Two Colorado Springs open spaces will grow significantly with unanimous approval Tuesday from the City Council to buy more than 280 acres on opposite sides of the city.

Corral Bluffs Open Space, on the far east side, will grow by nearly 245 acres. And Blodgett Open Space, on the city’s northwest side, will be enlarged by nearly 65 acres. Both deals come with the unanimous blessing of the city’s Trails, Open Space and Parks Working Committee and the Parks and Recreation Advisory Board.

With the council’s unanimous approval, the staff can proceed with spending about $1.1 million for the Corral Bluffs expansion, with the understanding that the council will vote on a supplemental appropriation for the money next month. That delay comes because the city will buy about 22 more acres than initially anticipated at an additional cost of about $22,000, said TOPS Manager Britt Haley.

The council’s votes also approved the real estate transaction and supplemental appropriation of $778,500 to expand Blodgett.

Money for both buys, which are expected to be finalized in October, comes from the city’s TOPS program, which collects sales tax revenue.

The expansions are substantial victories for residents and outdoor enthusiasts, council members and activists said during Tuesday’s meeting.

“We have a lot of great parks on the west side of town, but Corral Bluffs is really the big Kahuna on the east side,” said Bill Koerner of the Corral Bluffs Alliance.

The purchase will fill the gap created by the horseshoe-shaped open space, extending it to the south. The space is not yet open to the public.

Within that area, and much of the rest of the land, are bluffs, prairies, opportunities for guided hikes and other recreational opportunities, Koerner said.

The overarching goal for Corral Bluffs is a 3,500-acre plot that connects directly with Jimmy Camp Creek Park to the west, he said.

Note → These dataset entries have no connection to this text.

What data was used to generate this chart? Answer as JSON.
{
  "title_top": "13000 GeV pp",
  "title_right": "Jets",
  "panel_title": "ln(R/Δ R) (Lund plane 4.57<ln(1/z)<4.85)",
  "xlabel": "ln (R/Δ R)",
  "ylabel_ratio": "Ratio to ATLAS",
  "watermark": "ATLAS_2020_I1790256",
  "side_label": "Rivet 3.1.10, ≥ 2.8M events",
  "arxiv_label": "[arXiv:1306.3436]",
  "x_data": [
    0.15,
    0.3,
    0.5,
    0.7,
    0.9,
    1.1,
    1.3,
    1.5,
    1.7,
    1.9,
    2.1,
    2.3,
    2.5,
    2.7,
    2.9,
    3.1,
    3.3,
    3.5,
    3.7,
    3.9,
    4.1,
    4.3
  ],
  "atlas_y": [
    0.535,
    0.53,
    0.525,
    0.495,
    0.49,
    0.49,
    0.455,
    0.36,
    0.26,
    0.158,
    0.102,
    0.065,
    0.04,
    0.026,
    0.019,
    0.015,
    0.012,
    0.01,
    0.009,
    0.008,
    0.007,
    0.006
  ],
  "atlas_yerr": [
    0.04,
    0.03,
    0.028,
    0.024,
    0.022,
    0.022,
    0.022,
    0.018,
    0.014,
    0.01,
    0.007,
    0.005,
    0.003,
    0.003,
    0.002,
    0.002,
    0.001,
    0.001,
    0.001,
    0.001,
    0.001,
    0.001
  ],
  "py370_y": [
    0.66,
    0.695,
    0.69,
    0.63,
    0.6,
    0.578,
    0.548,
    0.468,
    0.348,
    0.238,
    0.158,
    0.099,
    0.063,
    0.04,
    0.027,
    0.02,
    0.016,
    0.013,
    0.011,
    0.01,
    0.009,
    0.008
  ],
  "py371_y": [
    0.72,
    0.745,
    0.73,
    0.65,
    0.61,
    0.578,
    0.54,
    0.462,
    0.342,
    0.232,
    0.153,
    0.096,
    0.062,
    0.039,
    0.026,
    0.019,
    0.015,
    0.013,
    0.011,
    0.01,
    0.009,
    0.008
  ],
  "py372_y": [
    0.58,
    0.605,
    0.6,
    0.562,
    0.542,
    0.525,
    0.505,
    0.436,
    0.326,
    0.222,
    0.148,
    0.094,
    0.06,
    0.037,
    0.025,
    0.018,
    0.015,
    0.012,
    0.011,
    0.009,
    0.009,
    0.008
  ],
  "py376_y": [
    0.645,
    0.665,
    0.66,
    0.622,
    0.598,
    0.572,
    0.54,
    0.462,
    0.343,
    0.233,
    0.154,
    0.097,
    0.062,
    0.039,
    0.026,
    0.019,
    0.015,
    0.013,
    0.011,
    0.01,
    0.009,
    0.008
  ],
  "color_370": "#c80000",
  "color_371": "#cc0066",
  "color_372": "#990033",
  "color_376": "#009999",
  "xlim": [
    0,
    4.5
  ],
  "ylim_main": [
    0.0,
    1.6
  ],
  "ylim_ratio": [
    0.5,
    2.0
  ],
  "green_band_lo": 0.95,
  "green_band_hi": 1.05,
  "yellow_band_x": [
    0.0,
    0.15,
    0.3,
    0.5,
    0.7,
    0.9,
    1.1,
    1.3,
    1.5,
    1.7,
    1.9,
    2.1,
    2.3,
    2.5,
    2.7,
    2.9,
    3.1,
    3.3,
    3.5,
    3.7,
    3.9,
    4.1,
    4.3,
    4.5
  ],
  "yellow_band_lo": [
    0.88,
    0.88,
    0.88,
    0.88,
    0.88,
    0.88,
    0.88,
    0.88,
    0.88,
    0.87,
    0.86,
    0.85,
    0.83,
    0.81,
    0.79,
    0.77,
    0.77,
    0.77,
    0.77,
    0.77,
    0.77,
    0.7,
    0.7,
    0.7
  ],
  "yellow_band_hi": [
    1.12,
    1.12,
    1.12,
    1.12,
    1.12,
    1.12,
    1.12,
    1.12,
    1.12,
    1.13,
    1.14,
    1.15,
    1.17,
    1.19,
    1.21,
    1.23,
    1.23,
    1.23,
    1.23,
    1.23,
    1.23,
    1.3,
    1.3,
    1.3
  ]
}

“This is a key part of our future in the park world and something that’s very special,” said Council President Richard Skorman.

Shifting the conversation west to Blodgett, Haley said the three connected parcels for sale offer “beautiful viewsheds across the city.”

The plots are next to Blodgett’s southeast portion and back up to Pike National Forest on the west.

Once all the sales are finalized, Corral Bluffs will total about 880 acres, and Blodgett will cover about 231 acres, Haley said.

Susan Davies, executive director of the Trails and Open Space Coalition, thanked those who made the transactions possible.

“This is what TOPS was created for,” Davies said.

TOPS, passed in 1997, imposes a one-penny tax on each $10 purchase in the city.

This is the second addition to Corral Bluffs this year. The council unanimously agreed in July to buy 85 acres there for $580,000. The land is rife with fossils and ancient artifacts from the time of the K-T boundary, which marks the transition between the Cretaceous and Tertiary periods characterized by the mass extinction of dinosaurs about 65 million years ago.